The Oxford University Jewish Society will welcome more than 150 Jewish students past and present to the city’s historic town hall next week to celebrate its 110th anniversary with a commemoration ball.
The society, which has a membership of around 500 people, was the first of its kind when it was founded in 1904 — only 33 years after Jewish students were admitted to the university.
The initiative came from the then Chief Rabbi, Dr Hermann Adler, who encouraged the founding of an intellectual society for Oxford’s Jewish students. It was called the Adler Society in his honour.
The following year, the Zionist Society was founded and, in 1933, the two groups merged to form the Jewish Society.
According to Reverend Malcolm Weisman, a former Oxford student and past chaplain: “The students held meetings in members’ rooms in colleges, or in the synagogue on Richmond Road.
“In the 1950s, a meal service was provided on Friday nights for the first time — we had to move the benches out of the synagogue to make room.”
Since its founding, the society has welcomed through its doors some of the community’s most distinguished figures — including, not least, Baroness Ruth Deech, Emeritus Chief Rabbi Lord Jonathan Sacks and Board of Deputies’ vice-president Jonathan Arkush.

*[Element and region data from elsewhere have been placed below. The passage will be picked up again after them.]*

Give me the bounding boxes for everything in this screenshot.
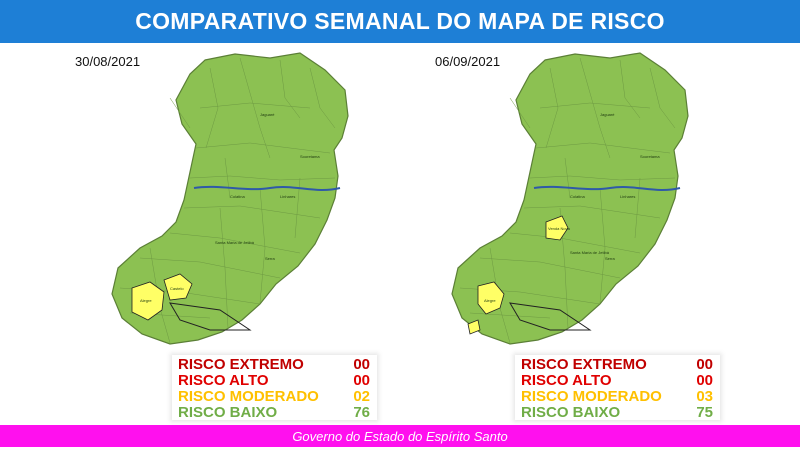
date-right: 06/09/2021 <box>435 54 501 69</box>
risk-map-right: Sooretama Jaguaré Linhares Colatina Sant… <box>450 48 710 353</box>
label-alegre: Alegre <box>140 298 152 303</box>
legend-label: RISCO ALTO <box>178 372 269 389</box>
legend-row-alto: RISCO ALTO 00 <box>521 373 713 389</box>
legend-label: RISCO MODERADO <box>178 388 319 405</box>
municipal-borders <box>119 57 336 344</box>
label-linhares: Linhares <box>280 194 295 199</box>
legend-row-alto: RISCO ALTO 00 <box>178 373 370 389</box>
legend-label: RISCO BAIXO <box>521 404 621 421</box>
label-colatina: Colatina <box>570 194 585 199</box>
region-venda-nova-moderate <box>545 215 569 241</box>
region-highlight-border <box>509 302 592 331</box>
label-castelo: Castelo <box>170 286 184 291</box>
page-title-banner: COMPARATIVO SEMANAL DO MAPA DE RISCO <box>0 0 800 43</box>
legend-value: 00 <box>696 372 713 389</box>
footer-banner: Governo do Estado do Espírito Santo <box>0 425 800 447</box>
legend-label: RISCO EXTREMO <box>178 356 304 373</box>
legend-value: 75 <box>696 404 713 421</box>
legend-label: RISCO MODERADO <box>521 388 662 405</box>
footer-text: Governo do Estado do Espírito Santo <box>292 428 508 444</box>
region-alegre-moderate <box>131 281 165 321</box>
label-sooretama: Sooretama <box>640 154 660 159</box>
legend-label: RISCO ALTO <box>521 372 612 389</box>
legend-row-moderado: RISCO MODERADO 02 <box>178 389 370 405</box>
label-alegre: Alegre <box>484 298 496 303</box>
legend-value: 00 <box>696 356 713 373</box>
label-jaguare: Jaguaré <box>260 112 275 117</box>
region-south-moderate <box>467 319 481 335</box>
risk-map-right-svg: Sooretama Jaguaré Linhares Colatina Sant… <box>451 52 689 345</box>
legend-row-extremo: RISCO EXTREMO 00 <box>178 357 370 373</box>
legend-label: RISCO BAIXO <box>178 404 278 421</box>
label-serra: Serra <box>265 256 276 261</box>
river <box>193 185 341 191</box>
page-title: COMPARATIVO SEMANAL DO MAPA DE RISCO <box>135 8 665 34</box>
legend-value: 00 <box>353 372 370 389</box>
region-highlight-border <box>169 302 252 331</box>
legend-row-baixo: RISCO BAIXO 75 <box>521 405 713 421</box>
risk-map-left: Sooretama Jaguaré Linhares Colatina Sant… <box>110 48 370 353</box>
risk-legend-left: RISCO EXTREMO 00 RISCO ALTO 00 RISCO MOD… <box>172 355 377 421</box>
label-linhares: Linhares <box>620 194 635 199</box>
region-castelo-moderate <box>163 273 193 301</box>
state-outline <box>111 52 349 345</box>
region-alegre-moderate <box>477 281 505 315</box>
river <box>533 185 681 191</box>
legend-value: 02 <box>353 388 370 405</box>
legend-value: 03 <box>696 388 713 405</box>
label-colatina: Colatina <box>230 194 245 199</box>
state-outline <box>451 52 689 345</box>
date-left: 30/08/2021 <box>75 54 141 69</box>
risk-legend-right: RISCO EXTREMO 00 RISCO ALTO 00 RISCO MOD… <box>515 355 720 421</box>
label-sooretama: Sooretama <box>300 154 320 159</box>
label-jaguare: Jaguaré <box>600 112 615 117</box>
legend-value: 76 <box>353 404 370 421</box>
legend-row-baixo: RISCO BAIXO 76 <box>178 405 370 421</box>
legend-value: 00 <box>353 356 370 373</box>
risk-map-left-svg: Sooretama Jaguaré Linhares Colatina Sant… <box>111 52 349 345</box>
label-serra: Serra <box>605 256 616 261</box>
legend-row-extremo: RISCO EXTREMO 00 <box>521 357 713 373</box>
legend-row-moderado: RISCO MODERADO 03 <box>521 389 713 405</box>
label-venda-nova: Venda Nova <box>548 226 571 231</box>
legend-label: RISCO EXTREMO <box>521 356 647 373</box>
label-sm-jetiba: Santa Maria de Jetibá <box>215 240 255 245</box>
label-sm-jetiba: Santa Maria de Jetibá <box>570 250 610 255</box>
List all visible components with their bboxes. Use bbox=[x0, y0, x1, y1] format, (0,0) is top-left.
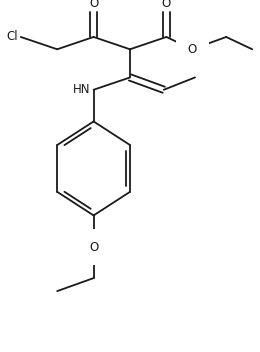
Text: O: O bbox=[162, 0, 171, 10]
Text: O: O bbox=[89, 0, 98, 10]
Text: HN: HN bbox=[73, 83, 90, 96]
Text: Cl: Cl bbox=[6, 31, 18, 43]
Text: O: O bbox=[188, 43, 197, 56]
Text: O: O bbox=[89, 241, 98, 253]
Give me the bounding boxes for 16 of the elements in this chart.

Student Sarah Chaplin, who is heading the ball committee, said: “We weren’t really aware that the anniversary was coming up, until an ex-president pointed it out last year. We realised we had to do something special to mark the occasion”.
She added that the society today is thriving. “It’s been amazing to examine its longevity, and how it has provided a space for students to express their religious identity for so many generations,” she said.
Over the years, the Oxford University JSoc has enjoyed an active, and often groundbreaking, presence on campus.
Memorable events have included the Soviet Jewry campaign to free Jews from Russia in the 1970s, a short-lived “shidduch” officer, and the 30-year run of the Cholent society, which was said to have served cholent in special pots to its most exclusive members.
Undergraduates also campaigned on behalf of Holocaust survivors and for the establishment of the state of Israel.
The late politician David Lewis, who was at Oxford in the 1930s, recalled: “In the first years after the war, the students’ main Jewish preoccupation was with what remained of the European Jews.
“Only one undergraduate actually went to fight for Israel; he was not only badly wounded, but got into serious trouble with his tutor”.
Oxford University’s current JSoc president Manuella Kanter said she was “immensely proud to be the president at such a special time. We have a wonderful profile in the university among Jews and non-Jews alike”.